On avance parfois que les travailleurs palestiniens dans les colonies reçoivent des salaires plus élevés que sur le marché palestinien ; il faut cependant noter qu’ils sont payés en moyenne moitié moins que le salaire minimum israélien. Par exemple, à Bequa’ot, colonie israélienne de la Vallée du Jourdain, les Palestiniens sont payés 35 % du salaire minimum légal. (Les usines de conditionnement de Mehadrin, le plus grand exportateur de fruits et légumes vers l’UE, se trouvent dans cette colonie.) Plus de 80 % des travailleurs palestiniens quitteraient leurs postes dans les colonies s’ils pouvaient trouver une alternative dans le marché du travail palestinien.

 

Tandis qu’Israël insiste pour dire que l’étiquetage par l’UE fera du tort à quelques milliers de travailleurs palestiniens, en réalité des millions de Palestiniens ont été dépossédés de leurs ressources économiques. Et l’occupation israélienne porte tort aux Palestiniens bien plus que l’étiquetage européen des produits des colonies ne le pourrait. Ce dont les Palestiniens ont besoin, c’est de la fin de l’occupation, pas de plus d’emplois dans les colonies illégales. Alors seulement, ils pourront renforcer la base de production de leur économie, générer de l’emploi, assurer leur indépendance et leur auto-suffisance – et cesser de dépendre de l’aide européenne.

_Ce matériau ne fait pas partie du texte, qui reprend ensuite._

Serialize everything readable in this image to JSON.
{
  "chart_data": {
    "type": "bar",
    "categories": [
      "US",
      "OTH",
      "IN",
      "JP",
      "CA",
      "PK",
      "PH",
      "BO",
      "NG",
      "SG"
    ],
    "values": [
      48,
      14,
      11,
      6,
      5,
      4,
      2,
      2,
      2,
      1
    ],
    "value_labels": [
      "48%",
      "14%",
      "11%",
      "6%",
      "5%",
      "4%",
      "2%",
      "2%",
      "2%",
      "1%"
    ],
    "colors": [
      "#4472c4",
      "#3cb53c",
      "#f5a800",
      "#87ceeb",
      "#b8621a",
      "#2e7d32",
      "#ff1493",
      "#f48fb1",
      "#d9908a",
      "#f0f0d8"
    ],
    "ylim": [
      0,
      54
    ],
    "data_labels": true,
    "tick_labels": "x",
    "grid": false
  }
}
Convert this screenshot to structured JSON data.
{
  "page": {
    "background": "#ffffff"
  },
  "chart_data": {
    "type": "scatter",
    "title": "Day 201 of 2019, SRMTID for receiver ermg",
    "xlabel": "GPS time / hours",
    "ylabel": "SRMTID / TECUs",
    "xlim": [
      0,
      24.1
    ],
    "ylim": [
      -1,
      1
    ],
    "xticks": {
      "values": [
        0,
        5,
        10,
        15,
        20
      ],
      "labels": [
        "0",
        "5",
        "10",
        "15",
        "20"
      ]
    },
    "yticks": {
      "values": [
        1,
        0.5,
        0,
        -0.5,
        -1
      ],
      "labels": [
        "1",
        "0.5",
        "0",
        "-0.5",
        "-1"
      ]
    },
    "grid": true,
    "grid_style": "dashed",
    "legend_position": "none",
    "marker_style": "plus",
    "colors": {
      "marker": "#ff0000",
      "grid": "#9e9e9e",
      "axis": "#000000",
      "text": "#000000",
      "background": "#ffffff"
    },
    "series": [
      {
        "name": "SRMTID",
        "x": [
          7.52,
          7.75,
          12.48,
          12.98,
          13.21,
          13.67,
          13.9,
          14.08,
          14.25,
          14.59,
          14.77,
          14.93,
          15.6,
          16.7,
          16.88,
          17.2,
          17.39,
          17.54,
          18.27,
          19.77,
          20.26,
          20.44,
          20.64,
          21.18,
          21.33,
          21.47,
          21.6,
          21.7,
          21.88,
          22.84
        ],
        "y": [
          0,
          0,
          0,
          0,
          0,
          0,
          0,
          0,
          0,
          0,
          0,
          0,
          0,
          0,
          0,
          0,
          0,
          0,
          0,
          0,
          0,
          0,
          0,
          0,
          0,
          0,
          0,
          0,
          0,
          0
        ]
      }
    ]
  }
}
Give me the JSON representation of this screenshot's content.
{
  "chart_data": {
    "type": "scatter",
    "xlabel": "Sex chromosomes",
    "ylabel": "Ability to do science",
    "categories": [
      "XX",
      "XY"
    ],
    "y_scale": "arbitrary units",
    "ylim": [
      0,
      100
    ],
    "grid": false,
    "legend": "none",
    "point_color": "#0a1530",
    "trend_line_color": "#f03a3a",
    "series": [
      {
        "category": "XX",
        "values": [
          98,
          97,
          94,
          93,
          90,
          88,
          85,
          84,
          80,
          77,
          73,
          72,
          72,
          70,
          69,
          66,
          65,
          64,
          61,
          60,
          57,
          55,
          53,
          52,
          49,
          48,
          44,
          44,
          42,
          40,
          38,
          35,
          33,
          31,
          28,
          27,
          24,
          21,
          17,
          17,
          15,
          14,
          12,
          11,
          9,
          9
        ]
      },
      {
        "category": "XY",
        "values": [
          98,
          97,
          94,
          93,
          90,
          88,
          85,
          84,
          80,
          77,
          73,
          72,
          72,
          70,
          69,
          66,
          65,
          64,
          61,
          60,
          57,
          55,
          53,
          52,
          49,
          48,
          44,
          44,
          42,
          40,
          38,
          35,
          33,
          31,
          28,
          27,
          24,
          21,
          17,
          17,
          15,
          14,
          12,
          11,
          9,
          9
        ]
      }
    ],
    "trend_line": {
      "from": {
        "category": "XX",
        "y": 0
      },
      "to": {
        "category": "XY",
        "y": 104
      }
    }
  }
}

L’UE a reconnu l’illégalité de l’entreprise coloniale d’Israël, qui viole les Règlements de La Haye de 1907, la Quatrième Convention de Genève de 1949, et le droit des Palestiniens à l’autodétermination. Mais l’UE étant le principal partenaire commercial d’Israël, ses lignes directrices ne satisfont pas entièrement ses obligations morales et juridiques. Les Etats tiers sont tenus à ne fournir aucune aide au maintien d’une situation illégale. L’UE devrait interdire tous les produits des colonies et mettre fin à ses relations avec toutes les formes d’économie israélienne engagées dans l’entreprise coloniale illégale d’Israël.